The problem in segregating official email, which must be kept permanently, from other emails such as an employee’s vacation request, is that employees – and people in general – are notoriously poor at cataloging content, said Baron. That’s compounded by the fact that “across government, the IT world has decided to save everything.”

“The idea that we could get people to care about complicated retention schedules, and drag and drop documents into folders is ridiculous,” said Baron.

The train wreck Baron warns about is the potential of petabytes of information being pushed into the cloud, which, if not properly segregated at the outset, would leave NARA with no choice but to reject it when the time comes to archive it, and force agencies to correct massive amounts of data.

“If we don’t get it right on email,” warned Baron, the problem will only grow more challenging harvesting social media streams and other documents. “For those agencies who’ve gotten off to the cloud, I don’t know any agency that is managing email acceptably” with regard to archiving policies, said Baron.

The good news, according to Baron and others, is the emergence of increasingly sophisticated e-discovery and predictive coding software that now makes it possible for documents to be evaluated for context and meaning, using big data analytics.

Earlier this year, in fact, for the first time in history, the use of such tools was deemed permissible in a court of law, when, in the case of Da Silva Moore v Publicis Group, New York Magistrate Judge Andrew Peck declared that computer-assisted review in eDiscovery is “acceptable in appropriate cases.”

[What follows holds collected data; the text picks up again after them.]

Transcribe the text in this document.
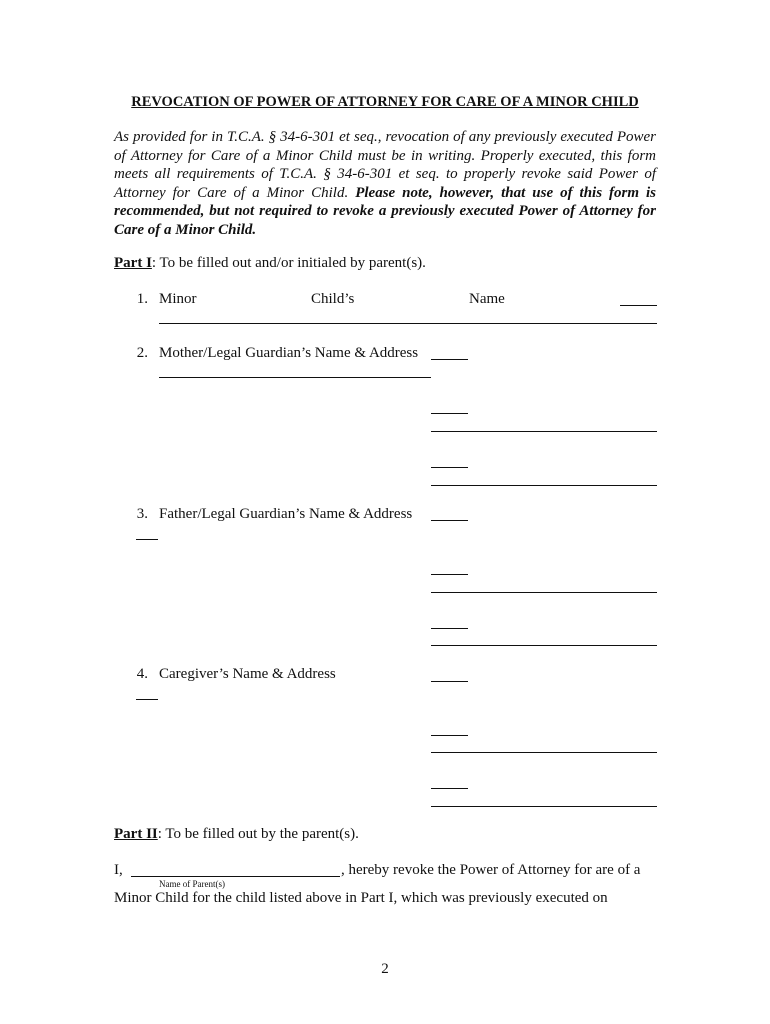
REVOCATION OF POWER OF ATTORNEY FOR CARE OF A MINOR CHILD
As provided for in T.C.A. § 34-6-301 et seq., revocation of any previously executed Power of Attorney for Care of a Minor Child must be in writing. Properly executed, this form meets all requirements of T.C.A. § 34-6-301 et seq. to properly revoke said Power of Attorney for Care of a Minor Child. Please note, however, that use of this form is recommended, but not required to revoke a previously executed Power of Attorney for Care of a Minor Child.
Part I: To be filled out and/or initialed by parent(s).
1. Minor	Child’s	Name
2. Mother/Legal Guardian’s Name & Address
3. Father/Legal Guardian’s Name & Address
4. Caregiver’s Name & Address
Part II: To be filled out by the parent(s).
I,	, hereby revoke the Power of Attorney for are of a
Name of Parent(s)
Minor Child for the child listed above in Part I, which was previously executed on
2
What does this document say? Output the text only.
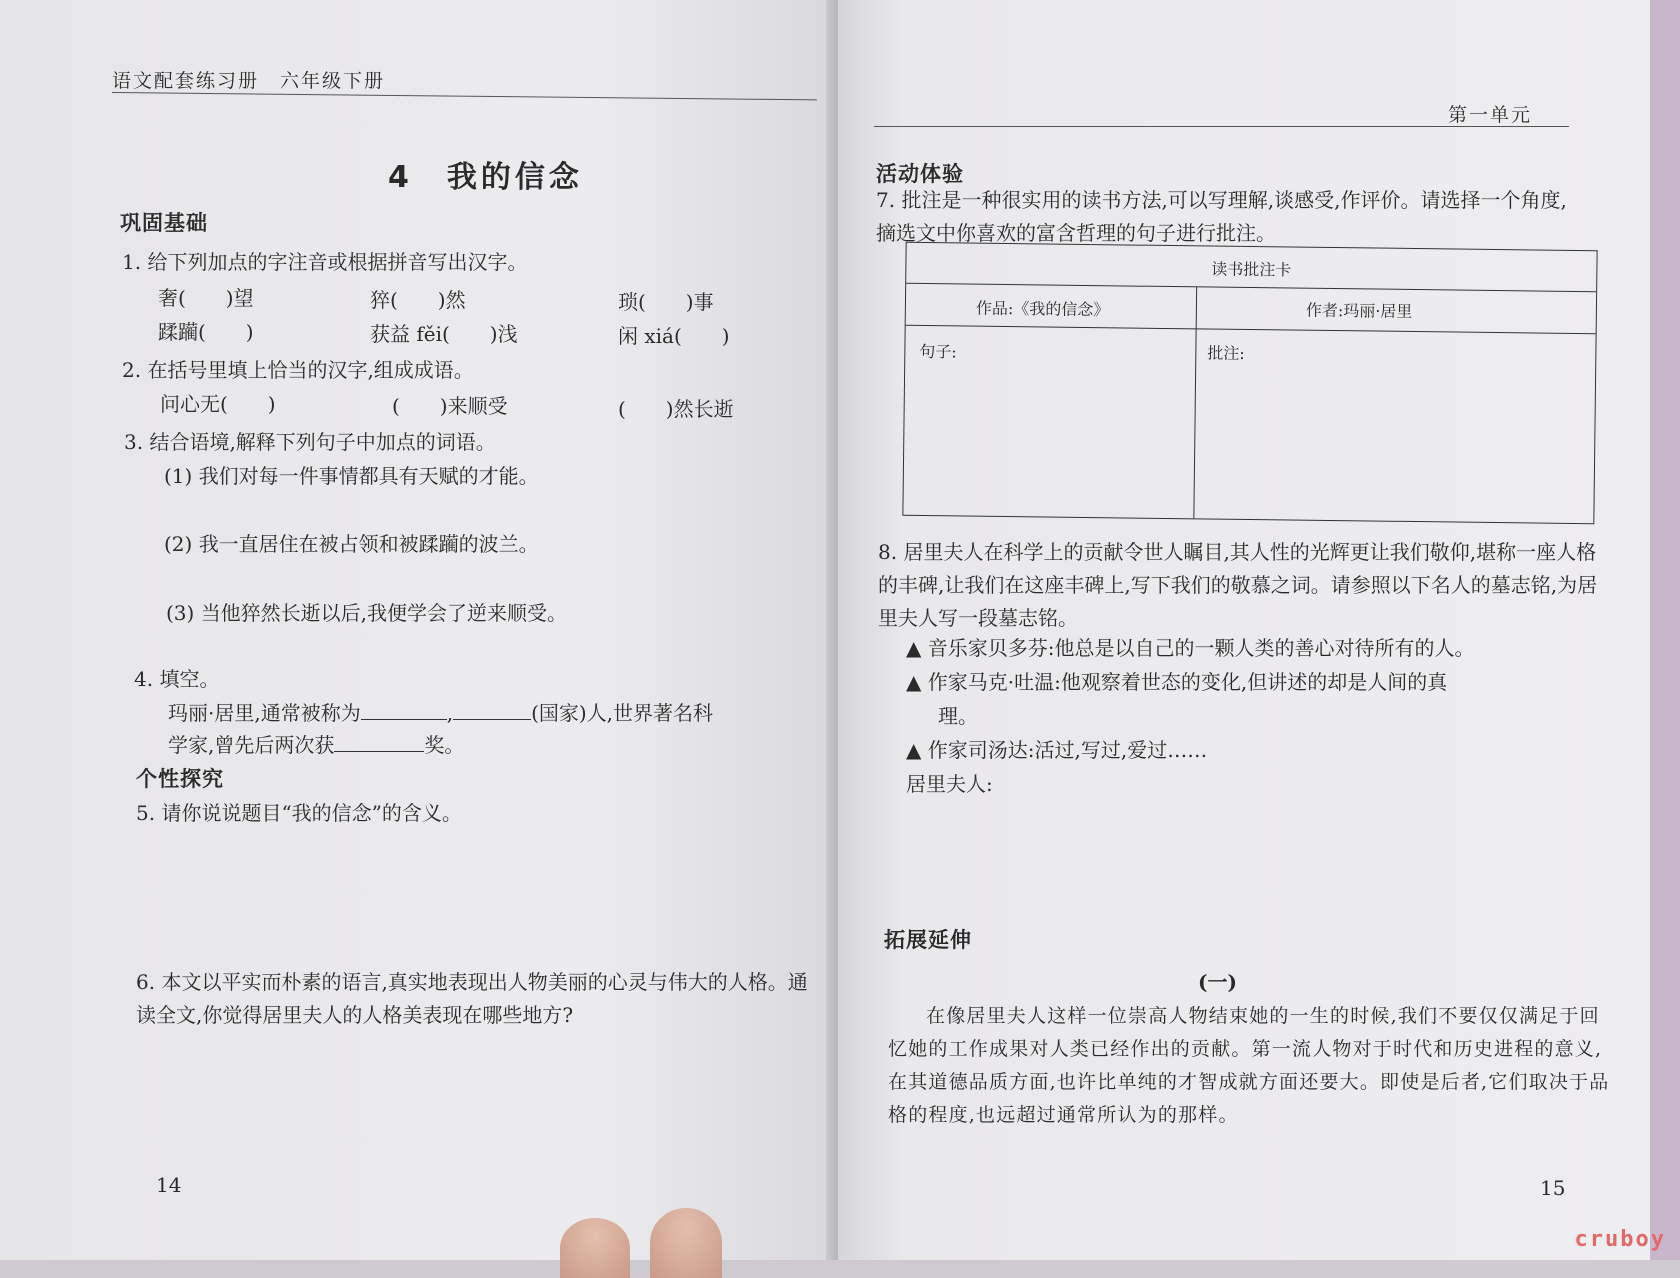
语文配套练习册　六年级下册
4　我的信念
巩固基础
1. 给下列加点的字注音或根据拼音写出汉字。
奢(　　)望	猝(　　)然	琐(　　)事
蹂躏(　　)	获益 fěi(　　)浅	闲 xiá(　　)
2. 在括号里填上恰当的汉字,组成成语。
问心无(　　)	(　　)来顺受	(　　)然长逝
3. 结合语境,解释下列句子中加点的词语。
(1) 我们对每一件事情都具有天赋的才能。
(2) 我一直居住在被占领和被蹂躏的波兰。
(3) 当他猝然长逝以后,我便学会了逆来顺受。
4. 填空。
玛丽·居里,通常被称为	,	(国家)人,世界著名科
学家,曾先后两次获	奖。
个性探究
5. 请你说说题目“我的信念”的含义。
6. 本文以平实而朴素的语言,真实地表现出人物美丽的心灵与伟大的人格。通读全文,你觉得居里夫人的人格美表现在哪些地方?
14
第一单元
活动体验
7. 批注是一种很实用的读书方法,可以写理解,谈感受,作评价。请选择一个角度,摘选文中你喜欢的富含哲理的句子进行批注。
读书批注卡
作品:《我的信念》	作者:玛丽·居里
句子:	批注:
8. 居里夫人在科学上的贡献令世人瞩目,其人性的光辉更让我们敬仰,堪称一座人格的丰碑,让我们在这座丰碑上,写下我们的敬慕之词。请参照以下名人的墓志铭,为居里夫人写一段墓志铭。
▲ 音乐家贝多芬:他总是以自己的一颗人类的善心对待所有的人。
▲ 作家马克·吐温:他观察着世态的变化,但讲述的却是人间的真
理。
▲ 作家司汤达:活过,写过,爱过……
居里夫人:
拓展延伸
(一)
在像居里夫人这样一位崇高人物结束她的一生的时候,我们不要仅仅满足于回忆她的工作成果对人类已经作出的贡献。第一流人物对于时代和历史进程的意义,在其道德品质方面,也许比单纯的才智成就方面还要大。即使是后者,它们取决于品格的程度,也远超过通常所认为的那样。
15
cruboy
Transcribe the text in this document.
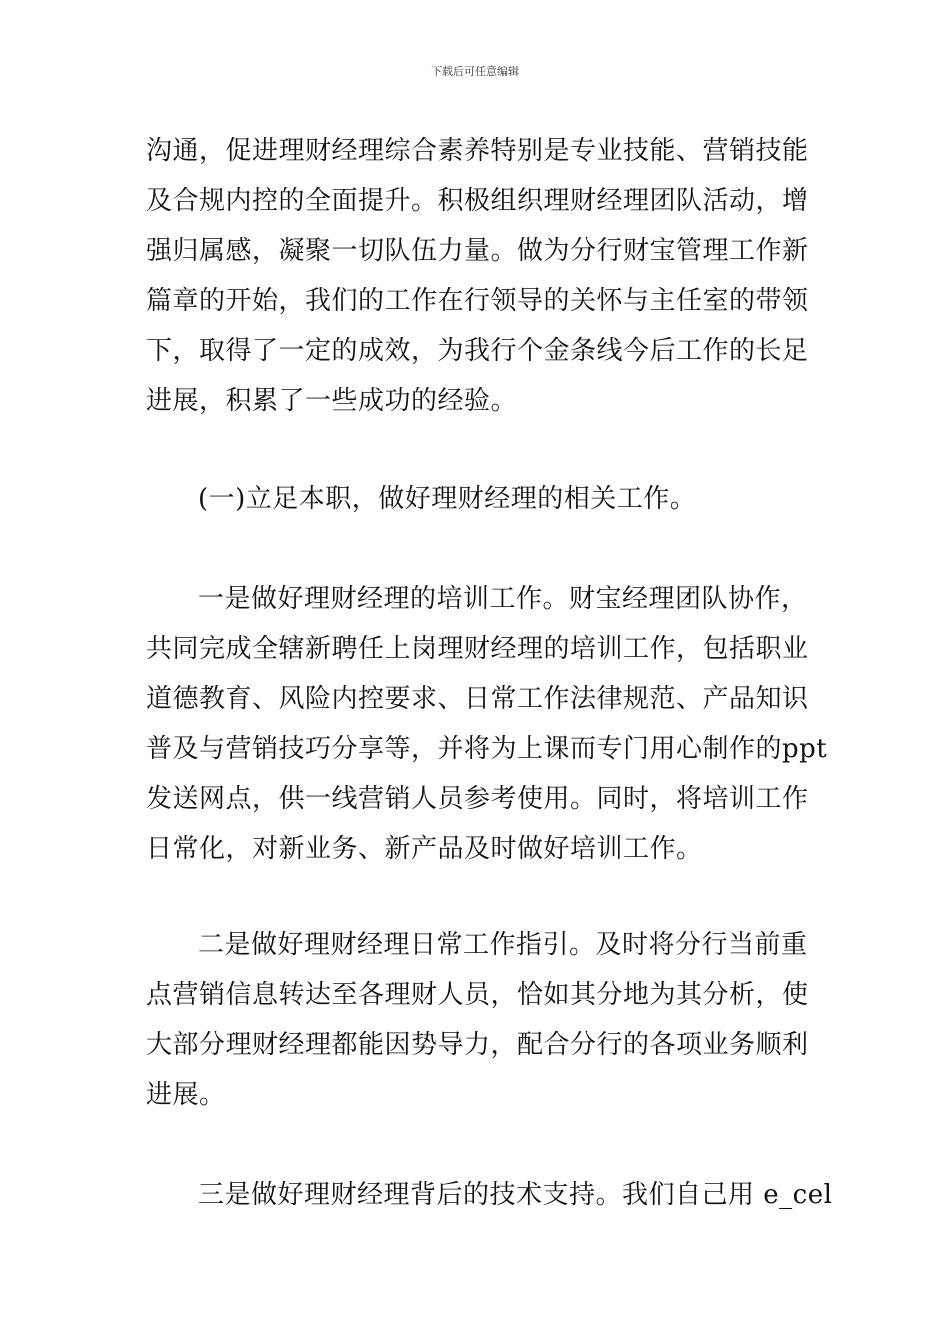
下载后可任意编辑
沟通，促进理财经理综合素养特别是专业技能、营销技能
及合规内控的全面提升。积极组织理财经理团队活动，增
强归属感，凝聚一切队伍力量。做为分行财宝管理工作新
篇章的开始，我们的工作在行领导的关怀与主任室的带领
下，取得了一定的成效，为我行个金条线今后工作的长足
进展，积累了一些成功的经验。
(一)立足本职，做好理财经理的相关工作。
一是做好理财经理的培训工作。财宝经理团队协作，
共同完成全辖新聘任上岗理财经理的培训工作，包括职业
道德教育、风险内控要求、日常工作法律规范、产品知识
普及与营销技巧分享等，并将为上课而专门用心制作的ppt
发送网点，供一线营销人员参考使用。同时，将培训工作
日常化，对新业务、新产品及时做好培训工作。
二是做好理财经理日常工作指引。及时将分行当前重
点营销信息转达至各理财人员，恰如其分地为其分析，使
大部分理财经理都能因势导力，配合分行的各项业务顺利
进展。
三是做好理财经理背后的技术支持。我们自己用 e_cel
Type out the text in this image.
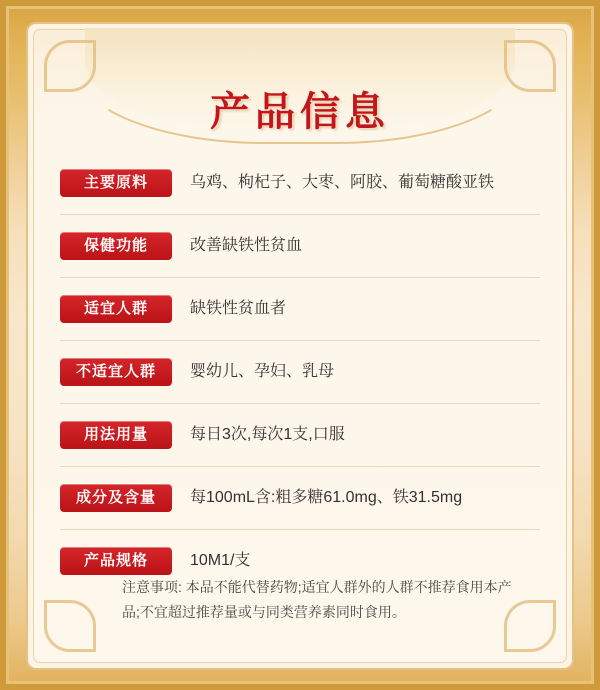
产品信息
主要原料	乌鸡、枸杞子、大枣、阿胶、葡萄糖酸亚铁
保健功能	改善缺铁性贫血
适宜人群	缺铁性贫血者
不适宜人群	婴幼儿、孕妇、乳母
用法用量	每日3次,每次1支,口服
成分及含量	每100mL含:粗多糖61.0mg、铁31.5mg
产品规格	10M1/支
注意事项: 本品不能代替药物;适宜人群外的人群不推荐食用本产品;不宜超过推荐量或与同类营养素同时食用。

One example of that technology is a tool produced by Recommind. The technology relies on the use of “probabilistic latent semantic analysis,” which uses a sophisticated algorithm that “pieces together from each document what the document is about, not just based on what words are in the document, but on other documents that its related to,” said Howard Sklar senior counsel at San Francisco-based Recommind.

“The benefit of PLSA,” said Sklar, speaking from his office in New York, “is it doesn’t rely on what words are in the document, so if you do a concept search on food, it will bring up a document that says ‘I love cheese.”

Originally developed for law firms to discover relevant information from thousands of documents used in litigation cases, the technology has since been adopted by government agencies – most notably, the Department of Energy – to help categorize vast volumes of data.

We see a lot more companies worried about information governance than ever before,” said Sklar, who noted that more and more companies are establishing chief data officer positions. The White House directive on record management, however, gave a noticeable push for the need for such data management tools, he said.

Agencies can expect to see a lot more on the subject of automated tools from NARA in the next few weeks, according to Baron.

NARA is expected to issue a new set of simplified document disposition policies that will include the use of automated tools. The new policy represents an effort to make it easier for agencies and employees to separate permanent documents from temporary ones.